Yes, if I had the time and money, I would have purchased another Flashpoint strobe and a couple of softboxes.  Then by adjusting the WB, the light color would have been more accurate.


----------



## tirediron (Nov 10, 2015)

Interesting!  Is the magenta cast from the Flashpoint, or is it picking up something in the room?


----------



## WayneF (Nov 10, 2015)

That is normal.

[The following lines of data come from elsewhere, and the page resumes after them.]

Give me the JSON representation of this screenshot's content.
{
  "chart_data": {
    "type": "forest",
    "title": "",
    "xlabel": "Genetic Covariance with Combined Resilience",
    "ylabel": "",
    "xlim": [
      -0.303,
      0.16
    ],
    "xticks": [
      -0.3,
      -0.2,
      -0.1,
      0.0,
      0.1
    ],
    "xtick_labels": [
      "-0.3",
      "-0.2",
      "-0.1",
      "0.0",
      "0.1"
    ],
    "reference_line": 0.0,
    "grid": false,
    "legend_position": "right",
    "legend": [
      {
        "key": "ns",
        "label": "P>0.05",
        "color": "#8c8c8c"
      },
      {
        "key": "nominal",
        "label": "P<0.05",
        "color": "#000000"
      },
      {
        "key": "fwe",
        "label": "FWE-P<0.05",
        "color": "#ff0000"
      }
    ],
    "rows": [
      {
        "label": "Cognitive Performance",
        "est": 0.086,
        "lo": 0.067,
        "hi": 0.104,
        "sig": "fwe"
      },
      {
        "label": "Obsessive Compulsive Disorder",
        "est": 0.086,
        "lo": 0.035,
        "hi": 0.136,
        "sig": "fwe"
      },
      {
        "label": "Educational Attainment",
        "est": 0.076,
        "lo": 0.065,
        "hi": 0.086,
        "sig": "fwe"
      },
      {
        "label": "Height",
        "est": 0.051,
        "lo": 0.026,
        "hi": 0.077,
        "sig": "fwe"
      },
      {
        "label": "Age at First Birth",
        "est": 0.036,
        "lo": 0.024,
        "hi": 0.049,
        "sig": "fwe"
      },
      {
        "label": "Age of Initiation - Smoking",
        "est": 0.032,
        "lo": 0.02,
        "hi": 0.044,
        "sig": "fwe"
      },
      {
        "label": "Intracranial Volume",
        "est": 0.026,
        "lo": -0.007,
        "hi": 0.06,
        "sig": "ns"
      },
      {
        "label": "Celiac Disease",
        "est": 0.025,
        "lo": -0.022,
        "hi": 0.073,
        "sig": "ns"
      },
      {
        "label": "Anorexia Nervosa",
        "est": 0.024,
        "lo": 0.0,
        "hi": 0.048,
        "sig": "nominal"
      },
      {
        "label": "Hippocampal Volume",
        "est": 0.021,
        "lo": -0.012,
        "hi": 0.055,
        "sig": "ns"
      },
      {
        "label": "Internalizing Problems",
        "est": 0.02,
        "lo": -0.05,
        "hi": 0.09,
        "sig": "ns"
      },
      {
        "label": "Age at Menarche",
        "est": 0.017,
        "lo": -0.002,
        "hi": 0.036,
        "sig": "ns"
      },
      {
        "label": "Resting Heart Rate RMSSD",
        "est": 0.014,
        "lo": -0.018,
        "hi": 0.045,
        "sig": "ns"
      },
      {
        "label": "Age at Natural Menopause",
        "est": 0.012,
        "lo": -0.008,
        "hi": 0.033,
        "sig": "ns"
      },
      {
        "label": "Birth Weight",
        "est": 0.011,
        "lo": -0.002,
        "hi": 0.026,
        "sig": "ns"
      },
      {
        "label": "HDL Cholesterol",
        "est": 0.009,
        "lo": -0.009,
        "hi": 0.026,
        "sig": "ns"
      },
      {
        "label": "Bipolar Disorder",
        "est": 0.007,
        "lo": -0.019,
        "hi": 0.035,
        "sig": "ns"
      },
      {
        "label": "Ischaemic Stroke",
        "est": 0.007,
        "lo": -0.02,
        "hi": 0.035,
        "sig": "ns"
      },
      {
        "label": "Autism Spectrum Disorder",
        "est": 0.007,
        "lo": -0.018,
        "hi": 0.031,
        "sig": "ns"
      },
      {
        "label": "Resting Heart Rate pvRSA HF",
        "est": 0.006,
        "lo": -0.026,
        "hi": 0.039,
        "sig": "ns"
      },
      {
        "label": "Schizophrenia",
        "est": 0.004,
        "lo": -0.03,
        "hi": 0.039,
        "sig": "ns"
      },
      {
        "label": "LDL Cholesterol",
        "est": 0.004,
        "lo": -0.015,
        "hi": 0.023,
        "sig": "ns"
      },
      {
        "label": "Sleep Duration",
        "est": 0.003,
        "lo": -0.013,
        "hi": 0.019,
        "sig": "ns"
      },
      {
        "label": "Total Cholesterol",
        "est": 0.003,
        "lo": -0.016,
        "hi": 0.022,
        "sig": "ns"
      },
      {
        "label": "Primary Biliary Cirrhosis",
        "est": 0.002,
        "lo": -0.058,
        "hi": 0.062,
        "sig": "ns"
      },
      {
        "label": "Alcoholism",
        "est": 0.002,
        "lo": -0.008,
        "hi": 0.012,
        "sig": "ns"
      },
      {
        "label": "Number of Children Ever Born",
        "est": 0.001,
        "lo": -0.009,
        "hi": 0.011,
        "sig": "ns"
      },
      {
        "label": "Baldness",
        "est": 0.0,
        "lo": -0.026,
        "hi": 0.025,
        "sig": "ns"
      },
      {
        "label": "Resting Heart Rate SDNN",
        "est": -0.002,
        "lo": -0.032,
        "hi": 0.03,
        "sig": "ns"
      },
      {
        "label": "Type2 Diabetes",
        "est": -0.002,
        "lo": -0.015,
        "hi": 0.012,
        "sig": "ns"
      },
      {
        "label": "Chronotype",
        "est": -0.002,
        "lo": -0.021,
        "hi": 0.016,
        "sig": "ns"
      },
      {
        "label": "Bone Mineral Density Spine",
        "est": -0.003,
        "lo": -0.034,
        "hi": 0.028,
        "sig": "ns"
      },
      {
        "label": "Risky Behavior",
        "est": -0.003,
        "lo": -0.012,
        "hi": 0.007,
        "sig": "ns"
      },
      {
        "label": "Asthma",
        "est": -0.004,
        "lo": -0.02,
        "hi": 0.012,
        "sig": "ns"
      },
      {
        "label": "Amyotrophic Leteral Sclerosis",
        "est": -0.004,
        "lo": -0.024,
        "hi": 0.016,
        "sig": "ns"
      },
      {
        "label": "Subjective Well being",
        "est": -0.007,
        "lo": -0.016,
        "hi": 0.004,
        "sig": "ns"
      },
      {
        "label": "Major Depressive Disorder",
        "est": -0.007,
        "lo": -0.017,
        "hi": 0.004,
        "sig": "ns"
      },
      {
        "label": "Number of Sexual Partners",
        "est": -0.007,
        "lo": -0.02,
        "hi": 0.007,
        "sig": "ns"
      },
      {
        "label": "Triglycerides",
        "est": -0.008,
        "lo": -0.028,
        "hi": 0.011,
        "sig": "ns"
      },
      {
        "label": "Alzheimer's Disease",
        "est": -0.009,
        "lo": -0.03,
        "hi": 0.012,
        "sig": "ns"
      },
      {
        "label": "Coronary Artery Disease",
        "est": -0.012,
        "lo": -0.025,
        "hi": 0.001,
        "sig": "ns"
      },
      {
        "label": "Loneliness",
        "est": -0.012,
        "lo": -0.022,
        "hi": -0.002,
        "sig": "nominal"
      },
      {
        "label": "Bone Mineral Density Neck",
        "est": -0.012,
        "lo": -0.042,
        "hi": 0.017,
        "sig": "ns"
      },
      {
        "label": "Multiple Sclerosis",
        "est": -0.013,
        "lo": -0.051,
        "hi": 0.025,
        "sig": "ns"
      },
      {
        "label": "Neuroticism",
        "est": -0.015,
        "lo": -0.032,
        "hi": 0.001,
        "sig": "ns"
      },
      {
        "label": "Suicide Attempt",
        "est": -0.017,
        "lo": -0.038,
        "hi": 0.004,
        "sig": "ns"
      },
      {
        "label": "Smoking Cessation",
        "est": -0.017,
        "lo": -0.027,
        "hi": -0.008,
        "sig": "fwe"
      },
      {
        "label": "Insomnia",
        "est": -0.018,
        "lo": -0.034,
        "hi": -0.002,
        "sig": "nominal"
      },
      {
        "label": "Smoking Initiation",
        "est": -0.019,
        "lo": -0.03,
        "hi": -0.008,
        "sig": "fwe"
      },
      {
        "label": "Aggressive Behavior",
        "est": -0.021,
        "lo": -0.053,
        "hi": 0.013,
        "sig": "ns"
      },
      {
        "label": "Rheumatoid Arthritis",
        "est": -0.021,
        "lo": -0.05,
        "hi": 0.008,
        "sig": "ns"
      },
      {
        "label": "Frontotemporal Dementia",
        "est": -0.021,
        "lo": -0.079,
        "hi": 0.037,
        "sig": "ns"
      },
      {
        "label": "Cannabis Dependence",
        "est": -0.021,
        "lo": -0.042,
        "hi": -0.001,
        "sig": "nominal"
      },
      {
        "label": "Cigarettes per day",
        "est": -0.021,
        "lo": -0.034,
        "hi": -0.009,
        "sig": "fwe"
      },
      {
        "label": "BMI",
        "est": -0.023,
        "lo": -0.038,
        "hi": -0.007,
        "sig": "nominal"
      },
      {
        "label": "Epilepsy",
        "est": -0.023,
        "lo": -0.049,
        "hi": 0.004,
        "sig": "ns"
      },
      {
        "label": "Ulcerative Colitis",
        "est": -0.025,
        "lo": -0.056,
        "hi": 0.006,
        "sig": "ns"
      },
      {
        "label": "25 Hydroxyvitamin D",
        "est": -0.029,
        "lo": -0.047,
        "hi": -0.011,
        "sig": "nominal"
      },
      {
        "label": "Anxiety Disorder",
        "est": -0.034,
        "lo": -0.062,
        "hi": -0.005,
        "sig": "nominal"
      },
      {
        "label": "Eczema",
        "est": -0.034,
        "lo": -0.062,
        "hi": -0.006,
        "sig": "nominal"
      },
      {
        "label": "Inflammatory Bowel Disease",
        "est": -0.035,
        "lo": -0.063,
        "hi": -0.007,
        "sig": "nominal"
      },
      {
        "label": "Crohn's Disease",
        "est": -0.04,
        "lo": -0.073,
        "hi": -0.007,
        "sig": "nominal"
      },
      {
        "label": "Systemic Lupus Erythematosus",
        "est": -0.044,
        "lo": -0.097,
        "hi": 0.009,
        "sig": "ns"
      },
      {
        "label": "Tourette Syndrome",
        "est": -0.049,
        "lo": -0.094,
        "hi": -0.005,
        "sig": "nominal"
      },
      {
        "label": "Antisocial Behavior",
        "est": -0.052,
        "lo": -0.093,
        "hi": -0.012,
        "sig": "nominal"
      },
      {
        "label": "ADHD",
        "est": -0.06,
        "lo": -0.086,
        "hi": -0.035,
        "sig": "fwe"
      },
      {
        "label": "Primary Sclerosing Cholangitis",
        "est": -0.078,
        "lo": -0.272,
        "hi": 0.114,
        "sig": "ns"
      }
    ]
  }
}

Flashes change color at different power levels.  Speedlights become more blue at low power, and most monolights become more red at low power.

Here is an example of speedlights:  
Easy White Balance Correction, with or without Raw


----------



## Designer (Nov 10, 2015)

tirediron said:


> Interesting!  Is the magenta cast from the Flashpoint, or is it picking up something in the room?


I think it is from the Flashpoint.  I had it turned down as far as the knob would go.  The SB-910 was at 1/4 power.  Here is the SOOC with the EXIF attached:



 

Screen shot of EXIF info:


----------



## tirediron (Nov 10, 2015)

Wow... that's some fugly white!


----------



## Designer (Nov 10, 2015)

Given that I can't afford ProFoto, and maybe only one more budget Flashpoint, what is your recommendation for me to improve the light color?


----------



## tirediron (Nov 10, 2015)

Designer said:


> Given that I can't afford ProFoto, and maybe only one more budget Flashpoint, what is your recommendation for me to improve the light color?


 Can anyone _afford_ ProFoto?    As long as all your lights are producing the same colour cast it's relatively easy to correct for, so, get the second Flashpoint and call it done.


----------



## Designer (Nov 10, 2015)

See, Honey?  John said I should get more lights. And some softboxes.


----------



## JacaRanda (Nov 10, 2015)

Designer said:


> See, Honey?  John said I should get more BEER and lights. And some BEER and softboxes.



FTFY


----------



## Designer (Nov 10, 2015)

And Jack said it was o.k. too!


----------



## JacaRanda (Nov 10, 2015)

Designer said:


> And Jack said it was o.k. too!



See.  Then when you are in the doghouse, we can have the beers and giggle.


----------



## Designer (Nov 10, 2015)

I'm going to have to build a big fancy doghouse.

Fridge, TV, couch, potato chip loading dock. Did I leave anything out?


----------



## JacaRanda (Nov 10, 2015)

Designer said:


> I'm going to have to build a big fancy doghouse.
> 
> Fridge, TV, couch, potato chip loading dock. Did I leave anything out?



Yes.  You left out that it had to be big because if you have company my size..........well, it needs to be big.  Thanks for being nice though; some people are nicknamed The Fridge.


----------